The Naturalization Act of 1870 extended naturalization to Africans and those of African descent but the debate focused specifically on people from China.
“Congressmen at the time said they considered Blacks as part of American culture,” said Desai. “’They’re Christians, who have lived here and are like us.’ The Chinese are a totally different issue. You can see the debates start to really show what the mood of the country and Congress was toward the Chinese.”
Other examples included the Naturalization Act of 1906 which required immigrants to learn English in order to become naturalized citizens. Desai explained at the time that naturalization would also only be extended to white or Black people.
“You could be born a citizen but could not be naturalized if you didn’t fall into one of those two categories,” he said. “If you’re from the Middle East or South Asia, you couldn’t claim to be from Africa.
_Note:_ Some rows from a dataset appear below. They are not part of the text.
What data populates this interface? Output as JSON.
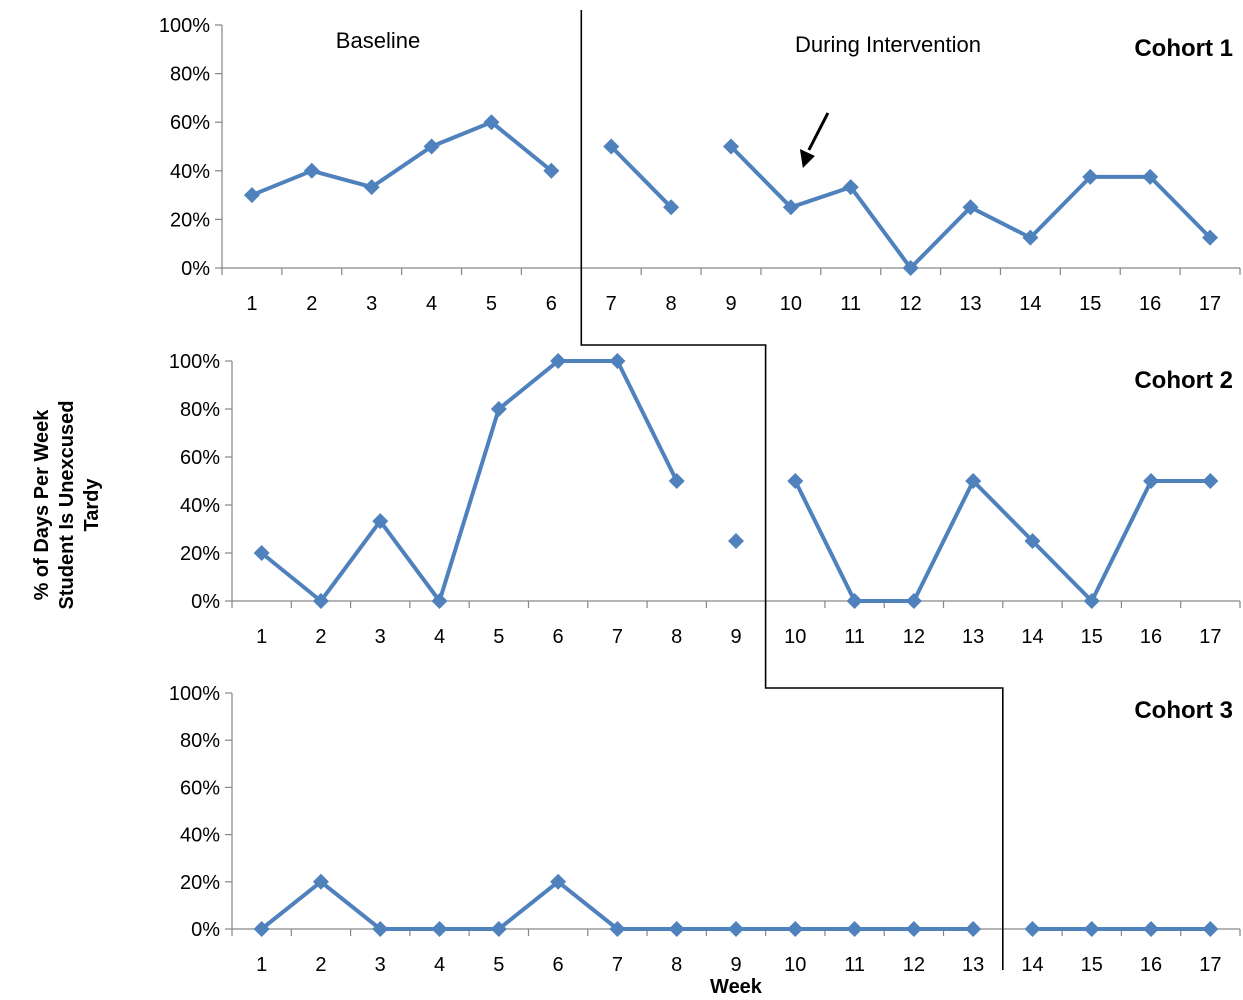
{
  "chart_data": {
    "type": "line",
    "ylabel_lines": [
      "% of Days Per Week",
      "Student Is Unexcused",
      "Tardy"
    ],
    "xlabel": "Week",
    "phase_labels": [
      "Baseline",
      "During Intervention"
    ],
    "series_color": "#4f81bd",
    "y_ticks": [
      "0%",
      "20%",
      "40%",
      "60%",
      "80%",
      "100%"
    ],
    "ylim": [
      0,
      100
    ],
    "panels": [
      {
        "title": "Cohort 1",
        "x": [
          1,
          2,
          3,
          4,
          5,
          6,
          7,
          8,
          9,
          10,
          11,
          12,
          13,
          14,
          15,
          16,
          17
        ],
        "values": [
          30,
          40,
          33.3,
          50,
          60,
          40,
          50,
          25,
          50,
          25,
          33.3,
          0,
          25,
          12.5,
          37.5,
          37.5,
          12.5
        ],
        "segments": [
          [
            1,
            6
          ],
          [
            7,
            8
          ],
          [
            9,
            17
          ]
        ],
        "phase_change_after_week": 6,
        "annotation_arrow_week": 10
      },
      {
        "title": "Cohort 2",
        "x": [
          1,
          2,
          3,
          4,
          5,
          6,
          7,
          8,
          9,
          10,
          11,
          12,
          13,
          14,
          15,
          16,
          17
        ],
        "values": [
          20,
          0,
          33.3,
          0,
          80,
          100,
          100,
          50,
          25,
          50,
          0,
          0,
          50,
          25,
          0,
          50,
          50
        ],
        "segments": [
          [
            1,
            8
          ],
          [
            9,
            9
          ],
          [
            10,
            17
          ]
        ],
        "phase_change_after_week": 9
      },
      {
        "title": "Cohort 3",
        "x": [
          1,
          2,
          3,
          4,
          5,
          6,
          7,
          8,
          9,
          10,
          11,
          12,
          13,
          14,
          15,
          16,
          17
        ],
        "values": [
          0,
          20,
          0,
          0,
          0,
          20,
          0,
          0,
          0,
          0,
          0,
          0,
          0,
          0,
          0,
          0,
          0
        ],
        "segments": [
          [
            1,
            13
          ],
          [
            14,
            17
          ]
        ],
        "phase_change_after_week": 13
      }
    ]
  }
}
One has a geographical distinction; the other is white. If you’re not African, the only other category is white.”
Desai said 52 cases were heard between the 1870s and the 1930s over whether various ethnicities were considered white, and thus eligible for naturalization.
This issue continues to rear its head. More recently following the Sept. 11, 2001, terrorist attacks, Arab communities were scrutinized on the basis of whether their ethnicity fit into American culture, leading to questions regarding their citizenship.
“Now suddenly they’re being talked about in a way that’s similar as the Chinese were in late 19th century,” said Desai. “These are always stories about people and family. As they continue to be discussions about citizenship- there will always be stories about people and families.”
The Richard K. Bennett Distinguished Lectureship for Social Peace and Justice is supported through an endowment made from the William Penn Foundation through the Bennett Fund of the Montgomery County Community College Foundation. The entire series is sponsored by The Black Reserve Bookstore.